Plasmon-assisted high-harmonic generation in graphene

TL;DR

This paper demonstrates that doped graphene nanostructures can efficiently generate high-order harmonics through plasmonic enhancement, offering a tunable, compact platform for ultrafast light sources with unprecedented harmonic intensities.

Contribution

It introduces a novel approach to high-harmonic generation using plasmonic effects in doped graphene nanostructures, combining strong near-field enhancement with intrinsic nonlinearity.

Findings

Efficient broadband HHG predicted in doped graphene nanostructures.

No cutoff observed in harmonic order unlike atomic systems.

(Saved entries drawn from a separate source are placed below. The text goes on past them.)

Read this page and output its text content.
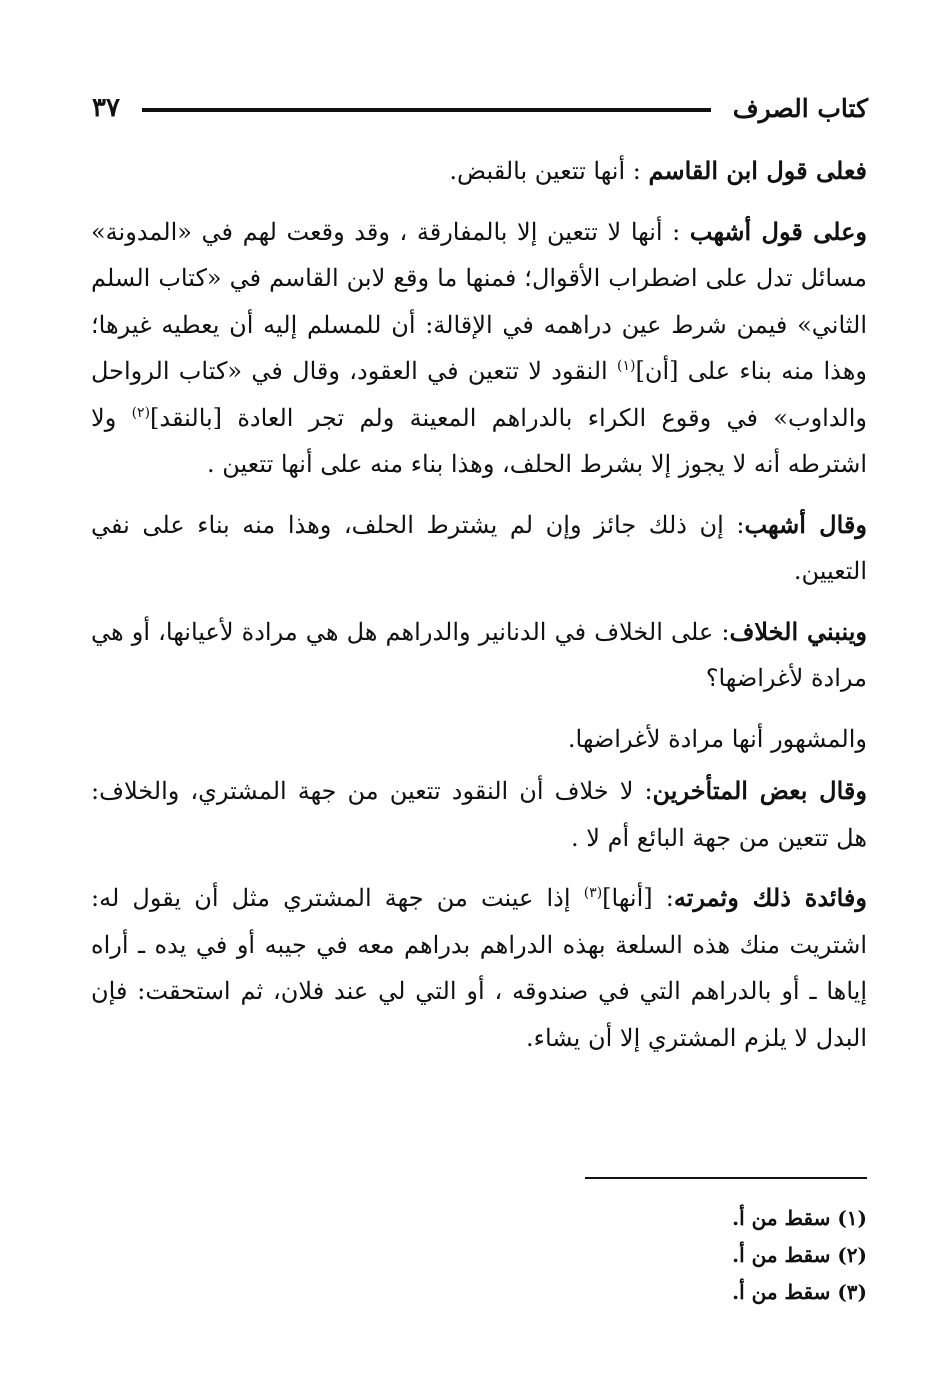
كتاب الصرف
٣٧

فعلى قول ابن القاسم : أنها تتعين بالقبض.

وعلى قول أشهب : أنها لا تتعين إلا بالمفارقة ، وقد وقعت لهم في «المدونة» مسائل تدل على اضطراب الأقوال؛ فمنها ما وقع لابن القاسم في «كتاب السلم الثاني» فيمن شرط عين دراهمه في الإقالة: أن للمسلم إليه أن يعطيه غيرها؛ وهذا منه بناء على [أن]$^{(١)}$ النقود لا تتعين في العقود، وقال في «كتاب الرواحل والداوب» في وقوع الكراء بالدراهم المعينة ولم تجر العادة [بالنقد]$^{(٢)}$ ولا اشترطه أنه لا يجوز إلا بشرط الحلف، وهذا بناء منه على أنها تتعين .

وقال أشهب: إن ذلك جائز وإن لم يشترط الحلف، وهذا منه بناء على نفي التعيين.

وينبني الخلاف: على الخلاف في الدنانير والدراهم هل هي مرادة لأعيانها، أو هي مرادة لأغراضها؟

والمشهور أنها مرادة لأغراضها.

وقال بعض المتأخرين: لا خلاف أن النقود تتعين من جهة المشتري، والخلاف: هل تتعين من جهة البائع أم لا .

وفائدة ذلك وثمرته: [أنها]$^{(٣)}$ إذا عينت من جهة المشتري مثل أن يقول له: اشتريت منك هذه السلعة بهذه الدراهم بدراهم معه في جيبه أو في يده ـ أراه إياها ـ أو بالدراهم التي في صندوقه ، أو التي لي عند فلان، ثم استحقت: فإن البدل لا يلزم المشتري إلا أن يشاء.

(١) سقط من أ.
(٢) سقط من أ.
(٣) سقط من أ.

High harmonic intensities can be tuned by incident light and nanostructure geometry.

Abstract

High-harmonic generation (HHG) in condensed-matter systems is both a source of fundamental insight into quantum electron motion and a promising candidate to realize compact ultraviolet and ultrafast light sources. Here we argue that the large light intensity required for this phenomenon to occur can be reached by exploiting localized plasmons in conducting nanostructures. In particular, we demonstrate that doped graphene nanostructures combine a strong plasmonic near-field enhancement and a pronounced intrinsic nonlinearity that result in efficient broadband HHG within a single material platform. We extract this conclusion from time-domain simulations using two complementary nonperturbative approaches based on atomistic one-electron density-matrix and massless Dirac-fermion Bloch-equation pictures. High harmonics are predicted to be emitted with unprecedentedly large intensity by tuning the incident light to the localized plasmons of ribbons and finite islands. In contrast to atomic systems, we observe no cutoff in harmonic order. Our results support the strong potential of nanostructured graphene as a robust, electrically tunable platform for HHG.